Wednesday, 28 September 2016

Book Review: FALLING by Julie Cohen


Author: Julie Cohen
Publisher: Random House UK, Transworld Publishers
Read: September 2016

Synopsis (Goodreads):

NOTE: This book was originally titled 'The Day of Second Chances'

Can you imagine keeping a secret so devastating, you couldn’t even tell the people you love?
Honor’s secret threatens to rob her of the independence she’s guarded ferociously for eighty years.

Jo’s secret could smash apart the ‘normal’ family life she’s fought so hard to build.

Lydia’s secret could bring her love - or the loss of everything that matters to her.

One summer’s day, grandmother, mother and daughter’s secrets will collide in a single dramatic moment.

Is it too late for second chances?

My thoughts:

Three generations of women from the same extended family connected by secrets in their lives:  strong, fiercely independent octogenarian Honor who has refused to let herself love again after her first doomed love affair in her youth.
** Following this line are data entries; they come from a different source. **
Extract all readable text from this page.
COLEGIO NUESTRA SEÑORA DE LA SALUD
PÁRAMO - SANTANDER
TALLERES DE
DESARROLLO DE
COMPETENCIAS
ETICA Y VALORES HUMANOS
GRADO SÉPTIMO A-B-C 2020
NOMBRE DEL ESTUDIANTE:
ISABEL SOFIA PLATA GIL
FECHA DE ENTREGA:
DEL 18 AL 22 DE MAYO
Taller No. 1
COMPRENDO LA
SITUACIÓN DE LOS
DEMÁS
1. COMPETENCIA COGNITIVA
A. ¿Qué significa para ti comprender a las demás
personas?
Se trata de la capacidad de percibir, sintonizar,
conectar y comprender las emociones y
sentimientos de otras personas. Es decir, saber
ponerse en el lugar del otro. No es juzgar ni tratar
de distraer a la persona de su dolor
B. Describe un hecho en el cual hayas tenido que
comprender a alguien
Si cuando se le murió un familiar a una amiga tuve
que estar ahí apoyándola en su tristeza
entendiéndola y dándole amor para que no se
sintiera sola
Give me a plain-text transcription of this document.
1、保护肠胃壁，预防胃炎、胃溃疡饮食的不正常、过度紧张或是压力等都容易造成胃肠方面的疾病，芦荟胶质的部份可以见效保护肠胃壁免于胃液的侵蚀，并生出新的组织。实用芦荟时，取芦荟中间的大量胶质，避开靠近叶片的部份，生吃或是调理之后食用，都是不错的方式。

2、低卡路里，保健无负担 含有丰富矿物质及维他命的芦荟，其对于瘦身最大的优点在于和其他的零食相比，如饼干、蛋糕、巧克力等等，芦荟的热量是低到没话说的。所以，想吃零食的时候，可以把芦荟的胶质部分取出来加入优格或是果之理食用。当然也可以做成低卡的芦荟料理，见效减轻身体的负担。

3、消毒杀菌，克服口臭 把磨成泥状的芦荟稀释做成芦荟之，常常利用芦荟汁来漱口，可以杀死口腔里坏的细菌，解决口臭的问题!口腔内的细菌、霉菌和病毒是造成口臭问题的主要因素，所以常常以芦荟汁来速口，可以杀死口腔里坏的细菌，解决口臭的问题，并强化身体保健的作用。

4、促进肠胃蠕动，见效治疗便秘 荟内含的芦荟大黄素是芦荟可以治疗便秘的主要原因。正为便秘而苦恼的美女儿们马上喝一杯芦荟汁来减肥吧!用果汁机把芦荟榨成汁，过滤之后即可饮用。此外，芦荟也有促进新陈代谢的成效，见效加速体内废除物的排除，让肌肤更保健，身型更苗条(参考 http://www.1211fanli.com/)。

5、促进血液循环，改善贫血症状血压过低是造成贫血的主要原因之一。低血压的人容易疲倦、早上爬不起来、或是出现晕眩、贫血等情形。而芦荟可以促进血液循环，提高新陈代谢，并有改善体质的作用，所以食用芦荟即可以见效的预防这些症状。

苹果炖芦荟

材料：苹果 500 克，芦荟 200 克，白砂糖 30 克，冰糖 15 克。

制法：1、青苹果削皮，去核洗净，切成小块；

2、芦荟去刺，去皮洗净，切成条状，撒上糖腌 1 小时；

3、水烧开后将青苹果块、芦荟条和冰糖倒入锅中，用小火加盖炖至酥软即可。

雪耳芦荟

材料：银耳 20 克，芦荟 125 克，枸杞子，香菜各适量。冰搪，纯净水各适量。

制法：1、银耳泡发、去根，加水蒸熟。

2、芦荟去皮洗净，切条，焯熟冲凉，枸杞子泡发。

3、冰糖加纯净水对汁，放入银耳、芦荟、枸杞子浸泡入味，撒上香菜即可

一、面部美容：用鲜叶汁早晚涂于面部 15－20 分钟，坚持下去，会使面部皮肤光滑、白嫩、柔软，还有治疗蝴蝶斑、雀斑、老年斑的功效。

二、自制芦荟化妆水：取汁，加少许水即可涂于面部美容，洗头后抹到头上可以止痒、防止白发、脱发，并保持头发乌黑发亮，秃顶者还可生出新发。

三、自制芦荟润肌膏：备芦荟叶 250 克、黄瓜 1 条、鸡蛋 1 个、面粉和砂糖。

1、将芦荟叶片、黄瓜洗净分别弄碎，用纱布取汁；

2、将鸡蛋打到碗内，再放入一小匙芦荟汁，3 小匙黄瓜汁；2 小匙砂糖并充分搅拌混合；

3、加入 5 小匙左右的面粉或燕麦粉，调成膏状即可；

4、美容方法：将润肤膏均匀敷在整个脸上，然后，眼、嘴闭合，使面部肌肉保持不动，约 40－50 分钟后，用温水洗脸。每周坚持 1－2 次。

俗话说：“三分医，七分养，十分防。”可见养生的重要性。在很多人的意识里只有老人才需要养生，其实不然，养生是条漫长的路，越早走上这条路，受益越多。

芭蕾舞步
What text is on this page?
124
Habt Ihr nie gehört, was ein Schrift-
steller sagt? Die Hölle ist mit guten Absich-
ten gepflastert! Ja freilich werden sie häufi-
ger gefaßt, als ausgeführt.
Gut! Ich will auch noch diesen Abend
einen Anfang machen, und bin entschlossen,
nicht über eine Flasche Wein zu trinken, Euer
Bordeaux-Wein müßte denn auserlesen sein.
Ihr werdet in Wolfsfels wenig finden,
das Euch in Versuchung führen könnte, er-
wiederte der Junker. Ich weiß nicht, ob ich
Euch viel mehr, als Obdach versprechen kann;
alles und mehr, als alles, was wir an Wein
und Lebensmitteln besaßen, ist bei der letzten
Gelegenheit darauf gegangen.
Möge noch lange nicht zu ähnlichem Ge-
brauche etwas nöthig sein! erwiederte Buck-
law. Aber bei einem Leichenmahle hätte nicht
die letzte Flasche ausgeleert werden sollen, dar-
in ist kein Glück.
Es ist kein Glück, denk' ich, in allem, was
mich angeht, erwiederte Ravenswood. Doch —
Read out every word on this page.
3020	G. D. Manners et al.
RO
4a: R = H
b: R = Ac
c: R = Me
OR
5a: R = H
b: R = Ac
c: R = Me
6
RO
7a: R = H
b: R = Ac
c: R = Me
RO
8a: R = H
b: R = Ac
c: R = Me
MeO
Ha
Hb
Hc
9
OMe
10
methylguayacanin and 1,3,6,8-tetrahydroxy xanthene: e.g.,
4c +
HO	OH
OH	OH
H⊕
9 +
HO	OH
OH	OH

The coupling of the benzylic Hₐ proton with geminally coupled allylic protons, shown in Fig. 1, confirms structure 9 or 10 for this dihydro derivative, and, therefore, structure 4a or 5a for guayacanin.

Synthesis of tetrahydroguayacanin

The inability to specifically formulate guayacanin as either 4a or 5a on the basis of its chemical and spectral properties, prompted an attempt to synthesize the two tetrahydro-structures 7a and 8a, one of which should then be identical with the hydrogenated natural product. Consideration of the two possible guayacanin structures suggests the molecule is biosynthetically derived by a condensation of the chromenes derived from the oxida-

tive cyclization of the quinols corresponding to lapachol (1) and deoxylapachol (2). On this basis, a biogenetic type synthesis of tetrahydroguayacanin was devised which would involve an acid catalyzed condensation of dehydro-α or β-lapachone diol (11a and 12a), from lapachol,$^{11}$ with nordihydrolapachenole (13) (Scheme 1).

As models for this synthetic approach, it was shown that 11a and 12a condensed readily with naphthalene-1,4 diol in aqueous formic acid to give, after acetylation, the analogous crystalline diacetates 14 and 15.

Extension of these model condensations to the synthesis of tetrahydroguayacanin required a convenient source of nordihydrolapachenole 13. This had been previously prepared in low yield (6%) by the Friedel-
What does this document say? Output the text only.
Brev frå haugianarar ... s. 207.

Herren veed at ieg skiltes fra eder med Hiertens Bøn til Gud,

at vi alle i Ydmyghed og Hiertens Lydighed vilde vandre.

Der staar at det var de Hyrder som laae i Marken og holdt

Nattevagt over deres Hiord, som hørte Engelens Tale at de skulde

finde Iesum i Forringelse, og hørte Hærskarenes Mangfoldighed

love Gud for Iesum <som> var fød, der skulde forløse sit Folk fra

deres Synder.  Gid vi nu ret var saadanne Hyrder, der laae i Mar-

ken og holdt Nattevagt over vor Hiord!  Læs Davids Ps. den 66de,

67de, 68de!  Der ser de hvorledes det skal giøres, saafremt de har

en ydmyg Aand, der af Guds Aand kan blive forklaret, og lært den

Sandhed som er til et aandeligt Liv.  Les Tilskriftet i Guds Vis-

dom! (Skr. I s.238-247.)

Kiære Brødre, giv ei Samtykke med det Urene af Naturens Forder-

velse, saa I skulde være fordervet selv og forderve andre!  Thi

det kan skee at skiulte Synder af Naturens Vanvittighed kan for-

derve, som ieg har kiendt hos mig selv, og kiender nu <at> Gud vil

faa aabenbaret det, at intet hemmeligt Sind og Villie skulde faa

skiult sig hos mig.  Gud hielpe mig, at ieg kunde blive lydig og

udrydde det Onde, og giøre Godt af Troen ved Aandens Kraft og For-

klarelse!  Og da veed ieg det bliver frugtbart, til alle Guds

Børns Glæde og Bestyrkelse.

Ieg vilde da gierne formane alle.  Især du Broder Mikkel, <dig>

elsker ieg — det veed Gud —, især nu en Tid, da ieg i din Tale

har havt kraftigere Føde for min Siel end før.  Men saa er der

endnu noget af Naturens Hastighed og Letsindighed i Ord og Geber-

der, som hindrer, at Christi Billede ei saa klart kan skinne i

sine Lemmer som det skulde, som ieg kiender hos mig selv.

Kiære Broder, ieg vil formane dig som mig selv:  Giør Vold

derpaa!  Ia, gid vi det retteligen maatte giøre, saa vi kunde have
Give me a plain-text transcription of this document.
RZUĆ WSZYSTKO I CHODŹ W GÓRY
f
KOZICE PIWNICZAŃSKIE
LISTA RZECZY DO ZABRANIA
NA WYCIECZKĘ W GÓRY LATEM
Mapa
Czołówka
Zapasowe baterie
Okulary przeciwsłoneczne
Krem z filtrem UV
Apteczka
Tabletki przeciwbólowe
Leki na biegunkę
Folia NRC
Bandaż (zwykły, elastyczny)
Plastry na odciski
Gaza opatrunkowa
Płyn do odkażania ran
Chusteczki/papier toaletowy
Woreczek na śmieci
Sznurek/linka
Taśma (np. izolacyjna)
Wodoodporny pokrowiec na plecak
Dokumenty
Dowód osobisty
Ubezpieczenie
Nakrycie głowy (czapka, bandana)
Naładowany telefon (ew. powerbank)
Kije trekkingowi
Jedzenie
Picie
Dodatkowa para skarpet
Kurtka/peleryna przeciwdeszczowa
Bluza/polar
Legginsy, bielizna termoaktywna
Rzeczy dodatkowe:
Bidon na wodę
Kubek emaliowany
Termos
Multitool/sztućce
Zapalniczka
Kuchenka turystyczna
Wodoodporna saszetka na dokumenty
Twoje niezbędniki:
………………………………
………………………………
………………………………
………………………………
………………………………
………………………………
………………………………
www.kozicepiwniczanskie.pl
Single mother Jo, who has always put herself last and tries to see the best in everyone, often at her own expense – can she find the courage to listen to her heart and find love in the most unexpected place? And teenage Lydia, who is at the cusp of womanhood but must come to terms with her own sexuality before she can move forward. When these three very different women are thrown together by a freak accident, they must overcome their differences in order to understand each other, and ultimately, save each other.

Falling is a beautiful, feel-good story of three remarkable female characters, which touched my heart and captured me right from the start. With the generational differences Cohen describes so well, there was some part in each of the women I could relate to, which made me think about some of the choices we make in our lives due to our perception of reality. As each of the women is forced by circumstance to challenge this reality, their fate is altered forever. Cohen writes with insight and compassion, creating true-to-life characters one cannot but like, warts and all. Exploring generational themes such as teenage angst, motherhood and old age, one thing that always shines through is the need to love and be loved, which drives every human relationship. I once went to a women’s meditation circle, where we were asked to imagine generations of women from our ancestral line standing behind us, supporting us, cheering us on. If we fell, they would catch us, save us, hold us up. One scene in Falling brought this vivid image to life for me – you will know it when you read it.

All in all, Fallen is a beautifully written novel, which made me feel warm and fuzzy and made a nice change from the gruesome murder-mysteries which are my usual fare. Definitely a novel for the female readers, but one that every generation should find appealing for the themes it explores.

Thank you to Netgalley and the publisher for providing me with a free electronic copy of this novel in exchange for an honest review.